Dr Alex George spoke about how mental ill health has cost the country £90billion in the past year with money currently being the biggest cause of stress. Lincoln’s student speakers confirmed that financial worries affected student wellbeing in many ways including damaging their sleep quality and 34% agreed that their grades have suffered. Money and Pensions Service research similarly found that 4.2 million workdays are lost every year due to a lack of financial wellbeing.

Evidence suggests that businesses should invest into the financial wellbeing of employees through relevant saving schemes and that the government should aid the frictionless introduction of such schemes.

The University of Lincoln’s bespoke saving scheme, facilitated by Cushon, has been nationally recognised as “transformational” at the Employee Benefits Awards 2022 where the University won ‘Best Pension Strategy Award’ and the ‘Grand Prix’ for most outstanding entry from all winners.

The Lincoln scheme allows those who do not qualify for an auto-enrolment pension to build savings through direct deductions from their pay and contributions from the employer. As a result, students holding campus jobs can begin building accessible savings pots in an ISA of their choosing, assisting with savings goals such as property ownership. This trial features as a case study in Cushon’s whitepaper titled ‘Building the financial resilience of the UK workforce: The case for automatic enrolment into workplace savings schemes’.

Cushon’s whitepaper lobbies for a change to government legislation by making it easier for employers to introduce auto-enrolment savings vehicles.
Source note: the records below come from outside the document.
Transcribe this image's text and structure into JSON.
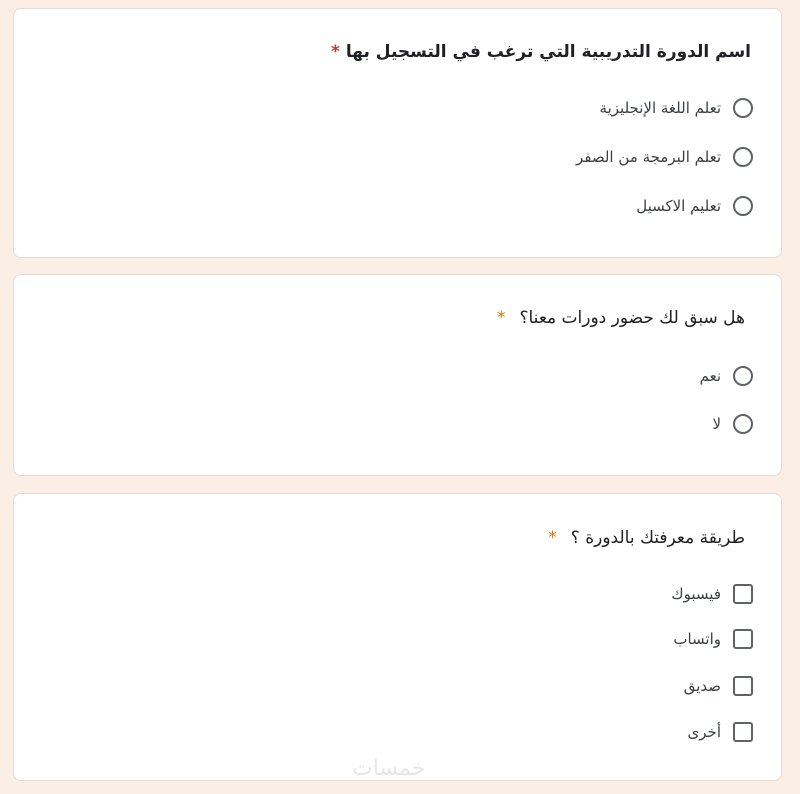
{
  "questions": [
    {
      "title": "اسم الدورة التدريبية التي ترغب في التسجيل بها",
      "required_mark": "*",
      "type": "radio",
      "options": [
        "تعلم اللغة الإنجليزية",
        "تعلم البرمجة من الصفر",
        "تعليم الاكسيل"
      ]
    },
    {
      "title": "هل سبق لك حضور دورات معنا؟",
      "required_mark": "*",
      "type": "radio",
      "options": [
        "نعم",
        "لا"
      ]
    },
    {
      "title": "طريقة معرفتك بالدورة ؟",
      "required_mark": "*",
      "type": "checkbox",
      "options": [
        "فيسبوك",
        "واتساب",
        "صديق",
        "أخرى"
      ]
    }
  ],
  "watermark": "خمسات",
  "colors": {
    "page_background": "#fbeee4",
    "required_star_red": "#d93025",
    "required_star_orange": "#e37400"
  }
}
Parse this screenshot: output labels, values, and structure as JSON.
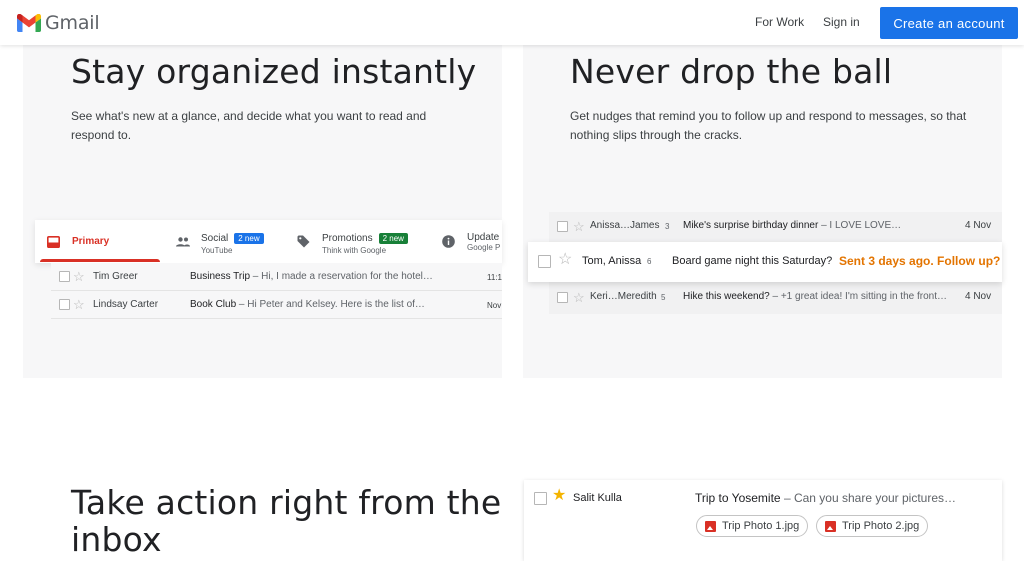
{
  "header": {
    "logo_text": "Gmail",
    "nav": {
      "for_work": "For Work",
      "sign_in": "Sign in"
    },
    "cta_label": "Create an account",
    "brand_colors": {
      "blue": "#1a73e8",
      "red": "#d93025",
      "green": "#188038",
      "yellow": "#f9ab00"
    }
  },
  "section_organized": {
    "title": "Stay organized instantly",
    "body": "See what's new at a glance, and decide what you want to read and respond to.",
    "tabs": [
      {
        "label": "Primary",
        "icon": "inbox-icon"
      },
      {
        "label": "Social",
        "sub": "YouTube",
        "badge": "2 new",
        "icon": "people-icon",
        "badge_color": "#1a73e8"
      },
      {
        "label": "Promotions",
        "sub": "Think with Google",
        "badge": "2 new",
        "icon": "tag-icon",
        "badge_color": "#188038"
      },
      {
        "label": "Update",
        "sub": "Google P",
        "icon": "info-icon"
      }
    ],
    "rows": [
      {
        "sender": "Tim Greer",
        "subject": "Business Trip",
        "snippet": " – Hi, I made a reservation for the hotel…",
        "date": "11:1"
      },
      {
        "sender": "Lindsay Carter",
        "subject": "Book Club",
        "snippet": " – Hi Peter and Kelsey. Here is the list of…",
        "date": "Nov"
      }
    ]
  },
  "section_nudges": {
    "title": "Never drop the ball",
    "body": "Get nudges that remind you to follow up and respond to messages, so that nothing slips through the cracks.",
    "rows": [
      {
        "sender": "Anissa…James",
        "count": "3",
        "subject": "Mike's surprise birthday dinner",
        "snippet": " – I LOVE LOVE…",
        "date": "4 Nov"
      },
      {
        "sender": "Tom, Anissa",
        "count": "6",
        "subject": "Board game night this Saturday?",
        "nudge": "Sent 3 days ago. Follow up?"
      },
      {
        "sender": "Keri…Meredith",
        "count": "5",
        "subject": "Hike this weekend?",
        "snippet": " – +1 great idea! I'm sitting in the front…",
        "date": "4 Nov"
      }
    ],
    "nudge_color": "#e37400"
  },
  "section_action": {
    "title_line1": "Take action right from the",
    "title_line2": "inbox",
    "row": {
      "sender": "Salit Kulla",
      "subject": "Trip to Yosemite",
      "snippet": " – Can you share your pictures…"
    },
    "attachments": [
      "Trip Photo 1.jpg",
      "Trip Photo 2.jpg"
    ]
  }
}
Currently, new contracts would have to be drawn up and signed by the employer and employee for the scheme to be legal, introducing delays that Cushon deem to be needless.

The event speakers concurred that this style of saving is far more relevant to students compared to traditional pensions, with Dr Alex George commenting that engagement in traditional pension schemes “seems pointless in many ways” for young people.

Eren Baykut, reflecting on the event, said: “Understanding what the future could look like for the young voice was a phenomenal insight. Seeing so much support and concern for our future gave back a vision of hope. It was an amazing opportunity to have represented so many students struggling and not being heard. I can now look ahead without the burdening concern I used to carry about money.”